Above all, your “mentor” should not just be your practical guider or coach, but your adviser in life-oriented matters and decisions, your navigator in choices that shape your future and lead you towards the execution of your dreams, goals and actions. In short, your “mentor” is the one that gives you direction in life and maintains this direction throughout the process of your up-grading and development.
Your “mentor” is also your navigator in the process of your intellectual and professional development; he provides you with knowledge and assists you in the quest of applying this knowledge to the "world of work" and other various practical tasks. Your “mentor” is also the one that guides you in the process of drawing conclusions about life after you have acquired the knowledge you needed about yourself and the “world out there”. Thus, your “mentor” is the one that assists you in the process of formulating your opinion and expressing it in a given situation afterwards. Therefore, he (she) is also the one that teaches you skills that remain with you forever and thus he (she) performs a leading role in the process of your personality development.
In other words, “expressing one’s opinion or the skill of “assertiveness” should be an essential part of the process of “mentoring”. At the end of the day, the "mentee" should be able to face the awards and challenges of expressing his (her) opinion to the wider audience "out there". And this is what I believe the process of "mentoring" is all about!


Susan Arthur said...

I agree Valentin, a big part of mentoring is teaching others to express themselves assertively but also to build up confidence.

Ijeoma Uche-Okeke said...

Valentin, I like your view that mentoring should evolve in an unconventional and informal way. That is the sort of mentoring I am familiar with. In my culture, because the elder naturally takes on the role of an adviser, as one grows there are often one or more central figures that guide you through life. People you can always turn to when you hit the proverbial 'brick wall'. But of course there is the other more formal type of mentoring which is practical for a more formal environment like an office.
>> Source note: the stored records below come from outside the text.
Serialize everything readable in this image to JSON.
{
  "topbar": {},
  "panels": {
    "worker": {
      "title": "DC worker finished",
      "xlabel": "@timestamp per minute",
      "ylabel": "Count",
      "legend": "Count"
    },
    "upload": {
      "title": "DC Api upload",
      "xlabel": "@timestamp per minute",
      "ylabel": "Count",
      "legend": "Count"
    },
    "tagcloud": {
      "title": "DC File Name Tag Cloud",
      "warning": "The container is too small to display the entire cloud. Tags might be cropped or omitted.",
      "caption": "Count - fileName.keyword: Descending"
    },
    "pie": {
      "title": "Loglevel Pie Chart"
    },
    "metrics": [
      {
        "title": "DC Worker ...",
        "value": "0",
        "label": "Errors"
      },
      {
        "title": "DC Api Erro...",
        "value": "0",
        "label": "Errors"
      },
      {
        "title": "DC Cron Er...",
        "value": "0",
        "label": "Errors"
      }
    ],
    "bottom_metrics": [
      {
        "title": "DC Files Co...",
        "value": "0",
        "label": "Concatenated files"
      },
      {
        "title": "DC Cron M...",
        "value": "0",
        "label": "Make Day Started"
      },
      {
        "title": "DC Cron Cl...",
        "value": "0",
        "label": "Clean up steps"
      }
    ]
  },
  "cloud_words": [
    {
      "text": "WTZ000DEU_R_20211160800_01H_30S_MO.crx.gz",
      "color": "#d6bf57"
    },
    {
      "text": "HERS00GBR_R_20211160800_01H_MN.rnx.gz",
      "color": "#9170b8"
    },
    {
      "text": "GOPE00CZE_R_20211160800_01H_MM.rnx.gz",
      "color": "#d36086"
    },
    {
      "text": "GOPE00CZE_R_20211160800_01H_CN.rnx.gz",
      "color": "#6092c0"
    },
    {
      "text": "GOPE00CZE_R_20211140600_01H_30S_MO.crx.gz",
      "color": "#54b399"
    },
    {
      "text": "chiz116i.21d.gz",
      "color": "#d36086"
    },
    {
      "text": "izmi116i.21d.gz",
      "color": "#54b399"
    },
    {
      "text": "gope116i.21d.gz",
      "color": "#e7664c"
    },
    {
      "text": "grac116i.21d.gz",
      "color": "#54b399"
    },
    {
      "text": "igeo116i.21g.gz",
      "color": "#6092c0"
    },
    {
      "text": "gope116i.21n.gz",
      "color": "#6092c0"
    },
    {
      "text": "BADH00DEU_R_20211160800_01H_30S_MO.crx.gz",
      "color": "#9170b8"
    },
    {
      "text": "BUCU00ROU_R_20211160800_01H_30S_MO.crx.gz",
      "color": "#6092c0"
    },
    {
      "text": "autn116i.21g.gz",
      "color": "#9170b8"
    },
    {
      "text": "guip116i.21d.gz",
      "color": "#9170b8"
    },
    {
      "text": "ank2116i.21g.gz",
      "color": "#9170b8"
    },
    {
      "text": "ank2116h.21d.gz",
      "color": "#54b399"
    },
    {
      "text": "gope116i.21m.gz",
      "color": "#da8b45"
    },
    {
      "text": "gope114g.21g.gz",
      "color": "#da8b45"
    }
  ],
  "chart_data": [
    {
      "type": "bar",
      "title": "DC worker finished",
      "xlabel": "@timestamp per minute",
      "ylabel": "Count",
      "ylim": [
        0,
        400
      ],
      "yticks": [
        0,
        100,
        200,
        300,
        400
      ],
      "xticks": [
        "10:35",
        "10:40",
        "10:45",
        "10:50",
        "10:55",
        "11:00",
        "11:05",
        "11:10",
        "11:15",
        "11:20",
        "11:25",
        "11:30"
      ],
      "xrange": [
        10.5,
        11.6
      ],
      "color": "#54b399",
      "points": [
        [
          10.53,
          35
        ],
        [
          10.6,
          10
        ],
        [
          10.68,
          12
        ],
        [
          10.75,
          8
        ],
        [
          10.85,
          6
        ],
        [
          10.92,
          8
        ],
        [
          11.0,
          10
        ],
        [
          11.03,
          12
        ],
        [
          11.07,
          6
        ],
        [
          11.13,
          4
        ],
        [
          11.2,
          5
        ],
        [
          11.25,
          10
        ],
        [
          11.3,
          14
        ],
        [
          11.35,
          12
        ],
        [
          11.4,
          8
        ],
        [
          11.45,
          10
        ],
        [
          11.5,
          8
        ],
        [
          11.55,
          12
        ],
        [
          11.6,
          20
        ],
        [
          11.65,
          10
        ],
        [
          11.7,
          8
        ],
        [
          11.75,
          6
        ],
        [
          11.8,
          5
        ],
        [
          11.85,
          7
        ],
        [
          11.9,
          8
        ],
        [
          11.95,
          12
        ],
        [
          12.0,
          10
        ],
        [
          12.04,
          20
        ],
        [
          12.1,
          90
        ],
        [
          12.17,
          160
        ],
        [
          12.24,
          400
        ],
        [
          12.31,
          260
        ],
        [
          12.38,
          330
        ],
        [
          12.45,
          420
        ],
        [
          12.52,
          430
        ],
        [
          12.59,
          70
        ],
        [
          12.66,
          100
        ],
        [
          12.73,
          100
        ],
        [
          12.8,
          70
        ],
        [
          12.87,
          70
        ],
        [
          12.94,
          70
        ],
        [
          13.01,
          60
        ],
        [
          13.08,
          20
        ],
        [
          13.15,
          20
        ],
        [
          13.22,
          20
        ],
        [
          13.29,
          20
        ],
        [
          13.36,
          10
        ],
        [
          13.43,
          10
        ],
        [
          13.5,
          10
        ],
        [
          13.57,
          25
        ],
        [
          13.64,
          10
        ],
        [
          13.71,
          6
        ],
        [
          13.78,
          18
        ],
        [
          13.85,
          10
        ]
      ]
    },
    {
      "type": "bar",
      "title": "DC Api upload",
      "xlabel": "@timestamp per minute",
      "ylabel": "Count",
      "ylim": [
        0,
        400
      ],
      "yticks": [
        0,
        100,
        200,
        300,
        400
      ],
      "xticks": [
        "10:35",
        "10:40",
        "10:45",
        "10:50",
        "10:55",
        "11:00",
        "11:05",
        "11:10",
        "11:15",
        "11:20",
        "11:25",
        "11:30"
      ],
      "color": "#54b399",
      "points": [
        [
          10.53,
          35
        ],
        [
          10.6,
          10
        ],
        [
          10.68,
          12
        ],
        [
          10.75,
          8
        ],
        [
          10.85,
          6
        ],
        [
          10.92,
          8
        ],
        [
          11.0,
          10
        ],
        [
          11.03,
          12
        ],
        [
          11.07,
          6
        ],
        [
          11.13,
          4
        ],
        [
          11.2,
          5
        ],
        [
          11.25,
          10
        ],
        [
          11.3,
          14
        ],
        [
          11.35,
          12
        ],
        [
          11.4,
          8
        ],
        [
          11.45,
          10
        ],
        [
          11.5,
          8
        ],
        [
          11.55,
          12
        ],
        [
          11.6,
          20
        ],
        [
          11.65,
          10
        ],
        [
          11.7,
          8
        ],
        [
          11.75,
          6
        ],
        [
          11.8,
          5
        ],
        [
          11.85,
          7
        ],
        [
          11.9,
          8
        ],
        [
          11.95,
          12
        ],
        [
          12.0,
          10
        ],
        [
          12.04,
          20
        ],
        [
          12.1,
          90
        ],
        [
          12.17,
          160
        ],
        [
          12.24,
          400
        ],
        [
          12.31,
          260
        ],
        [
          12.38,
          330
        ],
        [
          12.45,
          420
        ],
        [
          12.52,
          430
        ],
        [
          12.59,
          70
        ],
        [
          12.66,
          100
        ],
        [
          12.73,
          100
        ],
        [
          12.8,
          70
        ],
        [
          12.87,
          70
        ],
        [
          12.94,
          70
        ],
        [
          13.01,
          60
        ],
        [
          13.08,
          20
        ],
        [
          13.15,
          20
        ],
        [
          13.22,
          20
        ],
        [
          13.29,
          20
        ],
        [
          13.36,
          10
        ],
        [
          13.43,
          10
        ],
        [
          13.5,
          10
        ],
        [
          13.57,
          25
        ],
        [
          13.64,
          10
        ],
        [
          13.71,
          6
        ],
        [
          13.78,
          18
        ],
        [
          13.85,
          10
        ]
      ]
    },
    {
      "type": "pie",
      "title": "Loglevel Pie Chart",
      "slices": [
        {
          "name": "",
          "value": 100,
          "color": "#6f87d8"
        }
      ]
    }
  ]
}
However, this does not stop the mentor/mentee from developing a close relationship through the process.

In the end they are the ones that determine how and what form the relationship will take.

Thomas Blaser said...

Perhaps we have to learn more to trust our gut feeling and develop good instincts. I mean we often try so hard to please others or to live up to the things we were taught in school and by elders. At times this is done at the expense of following our own understanding of people and situations. I mean our senses, our body and our perceptions are often neglected.

Adam N. Mukendi said...

Thanks Stallion,
Your are totally right.
At my view, with a little foulishness, a Mentor is like Menthol. We use menthol for good breath, as well as a Mentor has to help you to clean your mind and make it brighter and positive. Menthol help us to not fell shy for bad breath-and so our Mentor should work at building our self-esteem. Mentor or Menthol has in common for me "ment" or "mint" therefor I think it should be a matter of natural habilities.